Me miró fijamente, y vi cómo los ojos se le inundaban de lágrimas.
– Le quiero -dije en voz baja. Lo que no podía decir era que una parte de mí se estremecía siempre que veía a mi hijo u oía su voz. Me odiaba por ello, pero no quería volver a sentir lo mismo que pasé con Teague-. ¿Podemos dejar el tema?
– Sólo creo que podrías tener un poco más de paciencia.
– Lo sé -afirmé-. Lo intentaré.
Ella suspiró y se quedó en silencio, dando pequeños sorbos al vino.
– Y bien -dije; agité el vino y cambié de tono y de tema-. ¿Quién está con Johnny G? ¿Construcciones Bell? ¿Hogan & Price?
– ¿Qué tal suena medio punto sobre el bruto? -preguntó ella, enarcando la ceja y alzando el vaso.
– Joder. Son millones de dólares.
– En efectivo -aseguró ella-. Cuando tengas las ofertas, les pasarás los números y ellos se asegurarán de presentar una propuesta más baja. Aceptas su oferta y les dejamos que recuperen lo perdido a base de extras.

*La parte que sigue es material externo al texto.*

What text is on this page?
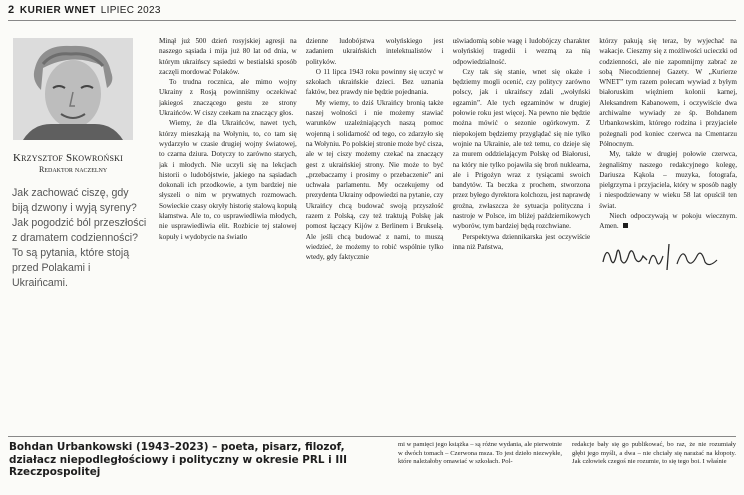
2 KURIER WNET LIPIEC 2023
Krzysztof Skowroński
Redaktor naczelny
Jak zachować ciszę, gdy biją dzwony i wyją syreny? Jak pogodzić ból przeszłości z dramatem codzienności? To są pytania, które stoją przed Polakami i Ukraińcami.

Minął już 500 dzień rosyjskiej agresji na naszego sąsiada i mija już 80 lat od dnia, w którym ukraińscy sąsiedzi w bestialski sposób zaczęli mordować Polaków.

To trudna rocznica, ale mimo wojny Ukrainy z Rosją powinniśmy oczekiwać jakiegoś znaczącego gestu ze strony Ukraińców. W ciszy czekam na znaczący głos.

Wiemy, że dla Ukraińców, nawet tych, którzy mieszkają na Wołyniu, to, co tam się wydarzyło w czasie drugiej wojny światowej, to czarna dziura. Dotyczy to zarówno starych, jak i młodych. Nie uczyli się na lekcjach historii o ludobójstwie, jakiego na sąsiadach dokonali ich przodkowie, a tym bardziej nie słyszeli o nim w prywatnych rozmowach. Sowieckie czasy okryły historię stalową kopułą kłamstwa. Ale to, co usprawiedliwia młodych, nie usprawiedliwia elit. Rozbicie tej stalowej kopuły i wydobycie na światło

dzienne ludobójstwa wołyńskiego jest zadaniem ukraińskich intelektualistów i polityków.

O 11 lipca 1943 roku powinny się uczyć w szkołach ukraińskie dzieci. Bez uznania faktów, bez prawdy nie będzie pojednania.

My wiemy, to dziś Ukraińcy bronią także naszej wolności i nie możemy stawiać warunków uzależniających naszą pomoc wojenną i solidarność od tego, co zdarzyło się na Wołyniu. Po polskiej stronie może być cisza, ale w tej ciszy możemy czekać na znaczący gest z ukraińskiej strony. Nie może to być „przebaczamy i prosimy o przebaczenie” ani uchwała parlamentu. My oczekujemy od prezydenta Ukrainy odpowiedzi na pytanie, czy Ukraińcy chcą budować swoją przyszłość razem z Polską, czy też traktują Polskę jak pomost łączący Kijów z Berlinem i Brukselą. Ale jeśli chcą budować z nami, to muszą wiedzieć, że możemy to robić wspólnie tylko wtedy, gdy faktycznie

uświadomią sobie wagę i ludobójczy charakter wołyńskiej tragedii i wezmą za nią odpowiedzialność.

Czy tak się stanie, wnet się okaże i będziemy mogli ocenić, czy politycy zarówno polscy, jak i ukraińscy zdali „wołyński egzamin”. Ale tych egzaminów w drugiej połowie roku jest więcej. Na pewno nie będzie można mówić o sezonie ogórkowym. Z niepokojem będziemy przyglądać się nie tylko wojnie na Ukrainie, ale też temu, co dzieje się za murem oddzielającym Polskę od Białorusi, na który nie tylko pojawiła się broń nuklearna, ale i Prigożyn wraz z tysiącami swoich bandytów. Ta beczka z prochem, stworzona przez byłego dyrektora kolchozu, jest naprawdę groźna, zwłaszcza że sytuacja polityczna i nastroje w Polsce, im bliżej październikowych wyborów, tym bardziej będą rozchwiane.

Perspektywa dziennikarska jest oczywiście inna niż Państwa,

którzy pakują się teraz, by wyjechać na wakacje. Cieszmy się z możliwości ucieczki od codzienności, ale nie zapomnijmy zabrać ze sobą Niecodziennej Gazety. W „Kurierze WNET” tym razem polecam wywiad z byłym białoruskim więźniem kolonii karnej, Aleksandrem Kabanowem, i oczywiście dwa archiwalne wywiady ze śp. Bohdanem Urbankowskim, którego rodzina i przyjaciele pożegnali pod koniec czerwca na Cmentarzu Północnym.

My, także w drugiej połowie czerwca, żegnaliśmy naszego redakcyjnego kolegę, Dariusza Kąkola – muzyka, fotografa, pielgrzyma i przyjaciela, który w sposób nagły i niespodziewany w wieku 58 lat opuścił ten świat.

Niech odpoczywają w pokoju wiecznym. Amen.

Bohdan Urbankowski (1943–2023) – poeta, pisarz, filozof, działacz niepodległościowy i polityczny w okresie PRL i III Rzeczpospolitej
mi w pamięci jego książka – są różne wydania, ale pierwotnie w dwóch tomach – Czerwona msza. To jest dzieło niezwykłe, które należałoby omawiać w szkołach. Pol-
redakcje bały się go publikować, bo raz, że nie rozumiały głębi jego myśli, a dwa – nie chciały się narażać na kłopoty. Jak człowiek czegoś nie rozumie, to się tego boi. I właśnie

Se conoce como low-balling. Un contratista pasa un presupuesto bajo, pero cuando ya ha conseguido la obra, empieza a añadirle extras: añadidos de alto coste que, según ellos, no estaban incluidos en el presupuesto original, aunque se trata de elementos esenciales para la finalización del proyecto. Como los conmutadores y los enchufes. Es un juego arriesgado si trabajas para alguien que no está dispuesto a ceder, pero es un negocio seguro si tienes infiltrado a alguien como yo que aprobará todos los extras sin rechistar.
– ¿Quién es? -pregunté.
– Con Trac -dijo ella.
Emití un silbido, sorprendido al oír el nombre de una empresa de tan buena reputación implicada en negocios con Johnny G.
– Tendré que firmar los extras sin que se entere James.
– Puedes hacerlo -dijo ella-. Esta vez no nos va a ganar.